How Sleep Deprivation Can Make You Fat
There’s a lot to be said for Benjamin Franklin’s saying - “Early to bed, early to rise makes one healthy, wealthy, and wise.” Getting the required amount of sleep your body needs each night is one of the best ways to maintain a healthy metabolic rate, not to mention slow the ageing process while you’re at it! The amount of sleep your body requires can vary from person to person, but for most people the best part of 8 hours a night tends to be ideal in order to fully reboot.
Our body uses the time we’re asleep to go to work recovering from the stresses and strains of the day, in preparation for the next – a little like refueling the car at the gas station - so when we get less sleep than our body needs we accumulate what’s referred to as a ‘sleep debt’.
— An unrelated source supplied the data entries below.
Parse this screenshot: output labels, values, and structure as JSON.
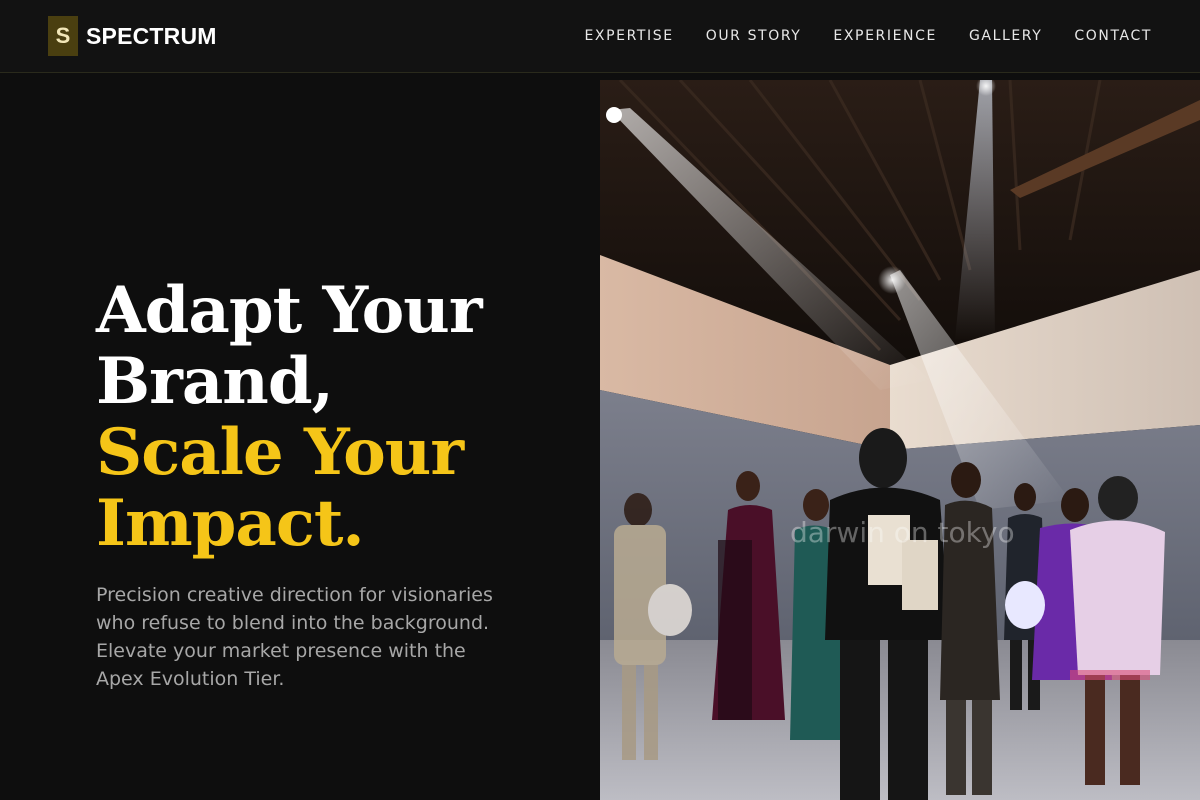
{
  "brand": {
    "mark": "S",
    "name": "SPECTRUM"
  },
  "nav": {
    "links": [
      "EXPERTISE",
      "OUR STORY",
      "EXPERIENCE",
      "GALLERY",
      "CONTACT"
    ]
  },
  "hero": {
    "headline_line1": "Adapt Your",
    "headline_line2": "Brand,",
    "headline_line3": "Scale Your",
    "headline_line4": "Impact.",
    "subtext": "Precision creative direction for visionaries who refuse to blend into the background. Elevate your market presence with the Apex Evolution Tier.",
    "image_watermark": "darwin on tokyo",
    "accent_color": "#f5c518"
  }
}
Every time you get less sleep than required, the sleep deficit or debt accumulates and the bigger it grows, the harder it is to pay back. What’s more the hours sleep we accumulate before midnight are the most beneficial because they account for double the hours we get past midnight. This is related to the activity of our stress hormones – cortisol and adrenalin - which reach their lowest point around midnight when our body is supposed to be asleep and slowly starts to rise and peak by 8am, when we need to be alert and stimulated for the day ahead. But when we push our body to stay up past 12 am, our body is forced to stay stimulated and it will do this through the production of excess cortisol, rather than winding down and regenerating for the next day. This is where long term sleep deprivation - or accumulating a sleep debt can impact on our metabolic weight. I wrote a previous post on how stress can damage your metabolic rate and long term sleep deprivation is form of stress to the body.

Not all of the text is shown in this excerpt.